Signals¶
recsys/signals/ turns raw events into the user model. Both modules are pure, no
IO, fully unit/property tested.
engagement.py, continuous strength¶
Three public functions, no class:
| Function | Signature (abridged) | Does |
|---|---|---|
estimate_reading_time |
(word_count, has_image, cfg) -> float |
Seconds to consume content. |
engagement_strength |
(*, dwell_seconds, est_reading_time, end_reason, visits, survey_rating, cfg) -> float |
Continuous blend in ~[-1,1]. |
classify_outcome |
(strength, cfg) -> Outcome |
Threshold → positive / negative / neutral. |
dwell_ratio = min(dwell / est_reading_time, dwell_cap) / dwell_cap # [0,1]
completion = {next_button:1.0, link:0.6, close_button:0.0, abandon:-0.5}
revisit = 1 - exp(-visits / 2)
survey = (rating - 3) / 2 # 1..5 → [-1,1]
strength = wd·dwell_ratio + wc·completion + wr·revisit + ws·survey
Weights wd, wc, wr, ws come from RecConfig.engagement.
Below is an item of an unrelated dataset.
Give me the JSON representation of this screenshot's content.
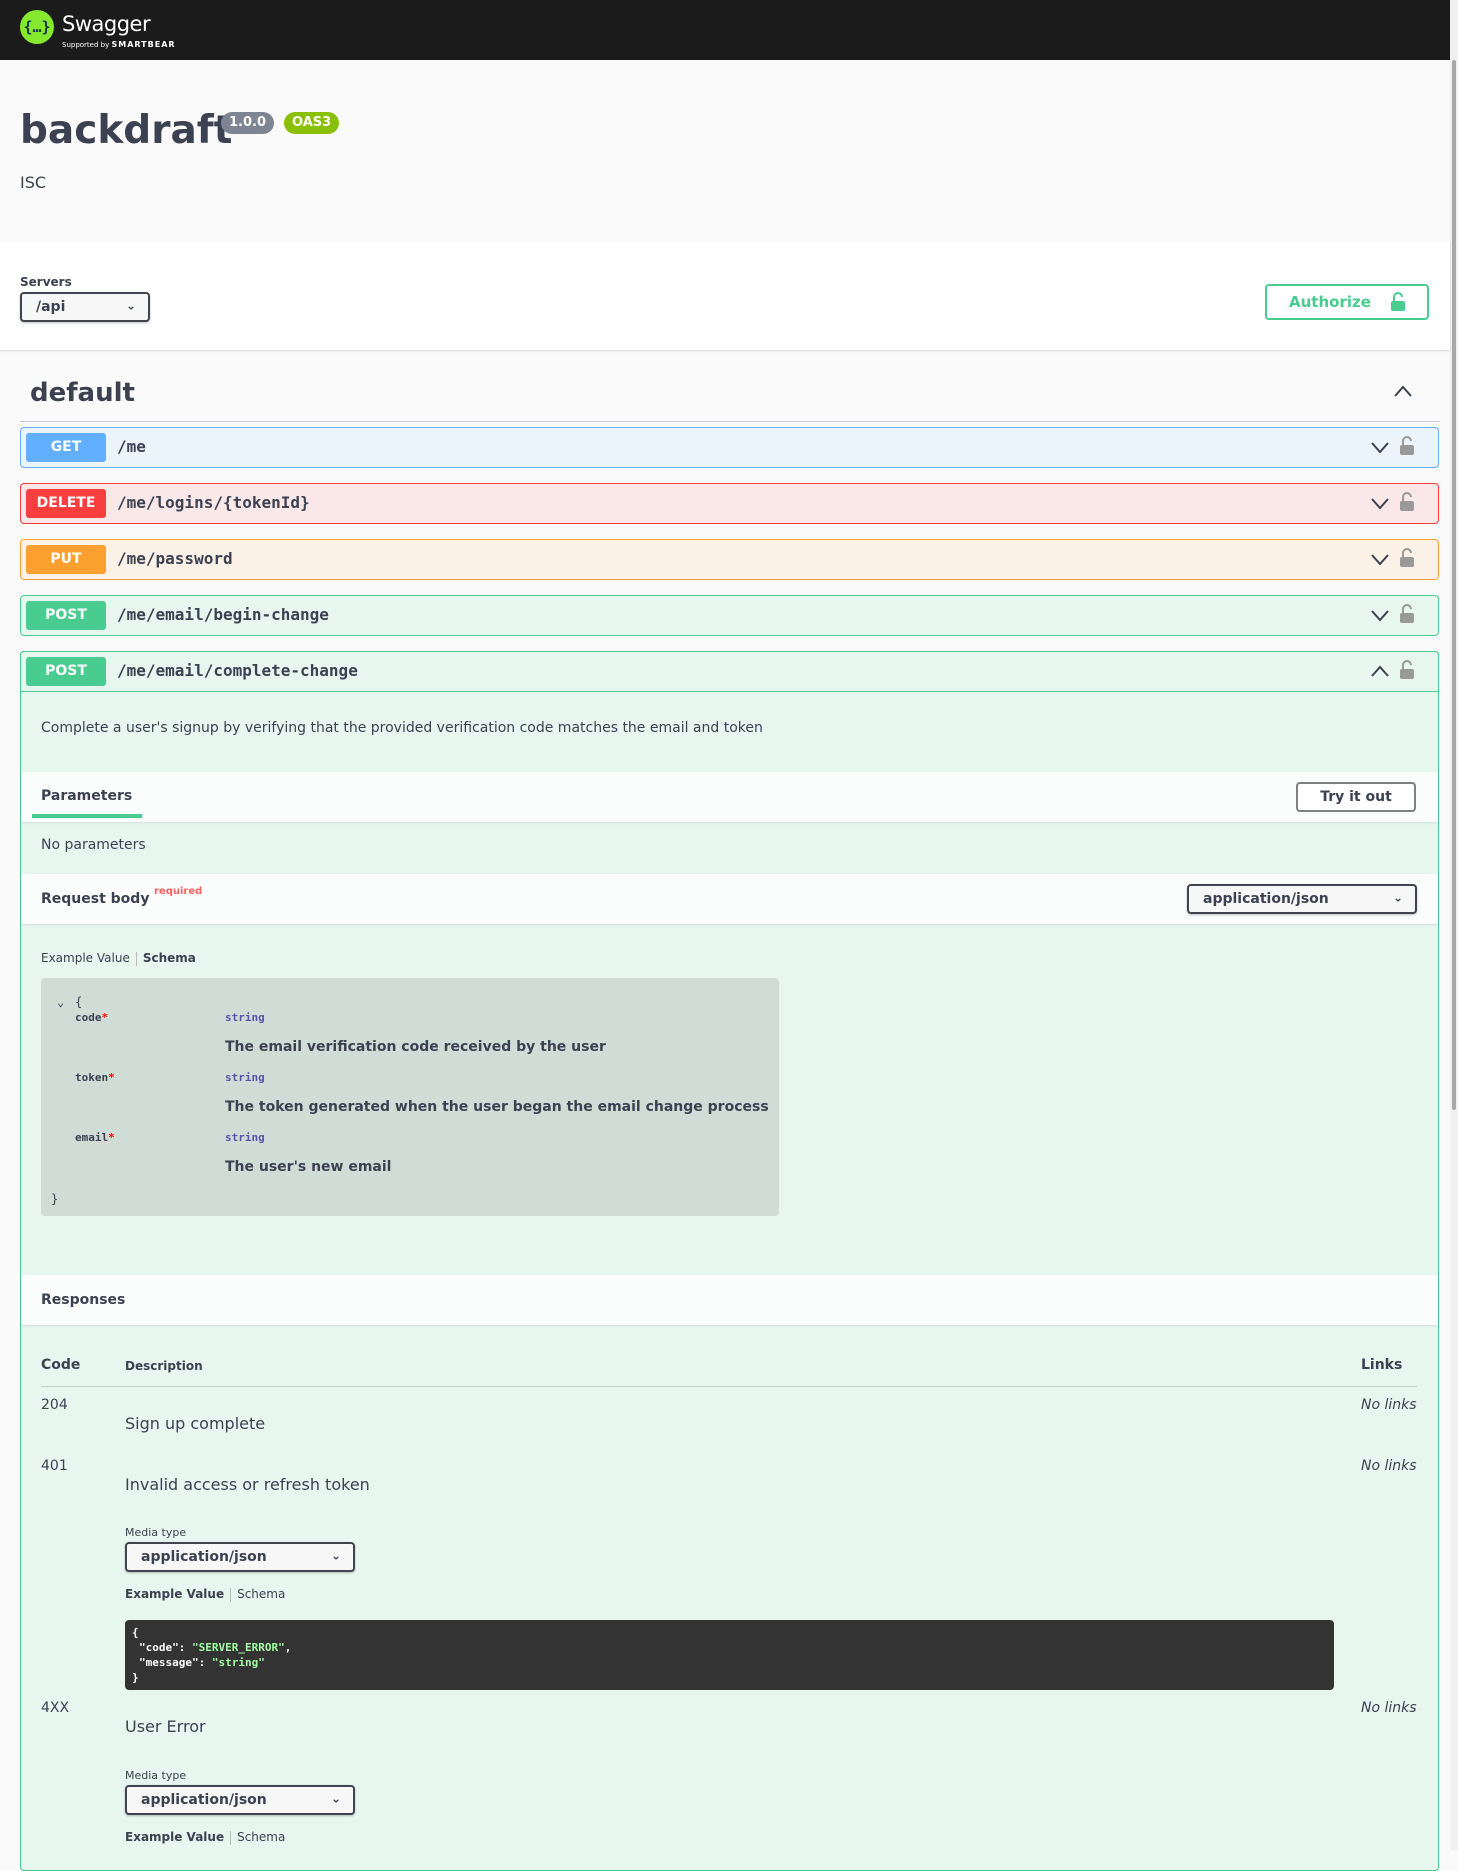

This replaces the legacy binary
dwell >= estimate with a graded signal, partial reads, abandons, and revisits all move
the needle.
Property tested
Dwell monotonicity (more dwell ⇒ not-lower strength), abandon ⇒ negative contribution,
survey extremes map to ±1.
signal_builder.py, fold into UserSignals¶
flowchart TD
ev["Sequence[InteractionEvent]"] --> agg["aggregate_views()"]
agg --> va["dict[content_id → ViewAggregate]<br/>(dwell paired, visits, end_reason,<br/>last_ts, survey_rating)"]
va --> loop["per content"]
loop --> est["estimate_reading_time"]
loop --> str["engagement_strength"]
str --> cls["classify_outcome"]
str --> dec["recency decay<br/>w = strength · 0.5^(age/half_life)"]
cls -->|positive| pos["positives[cid] = w"]
cls -->|negative| neg["negatives[cid] = w"]
imp["impressions never viewed"] --> sn["soft negatives<br/>w = soft_neg · decay"]
str --> taff["tag_affinity += tag.weight · w"]
pos --> tv["taste_vector =<br/>L2-norm centroid of positive vecs"]
demo["demographics"] --> daff["person_who:* affinity"]
pos & neg & sn & taff & tv & daff --> us["UserSignals"]
ViewAggregate¶
All views of one content folded together, content_id, dwell_seconds, visits,
end_reason, last_ts, survey_rating. aggregate_views is robust to path-B async
(separate START/END events) and to sources that already carry explicit dwell_seconds.
build_user_signals¶
build_user_signals(*, user_id, events, contents, vectors, now, cfg, demographics=None)
-> UserSignals
Key behaviors:
- Recency decay with
half_life_days: recent engagement weighs more. - Soft negatives: content impressed (shown) but never viewed becomes a weak negative,
scaled by
soft_negative_weight × decay. Teaches the model what the user skipped. - Tag affinity: accumulates
facet:label → weightfrom engaged content's tags, scaled by engagement weight. - Taste vector: L2-normalized centroid of positively-engaged content vectors; the query vector for semantic recall.
- Demographic affinity: survey/demographics map to
person_who:*facets for cold start (e.g. age bucket →person_who:child).
This single function is the brain. The online updater rebuilds from the event buffer each refresh so there is exactly one definition of "the user model", see Orchestration and the serving model.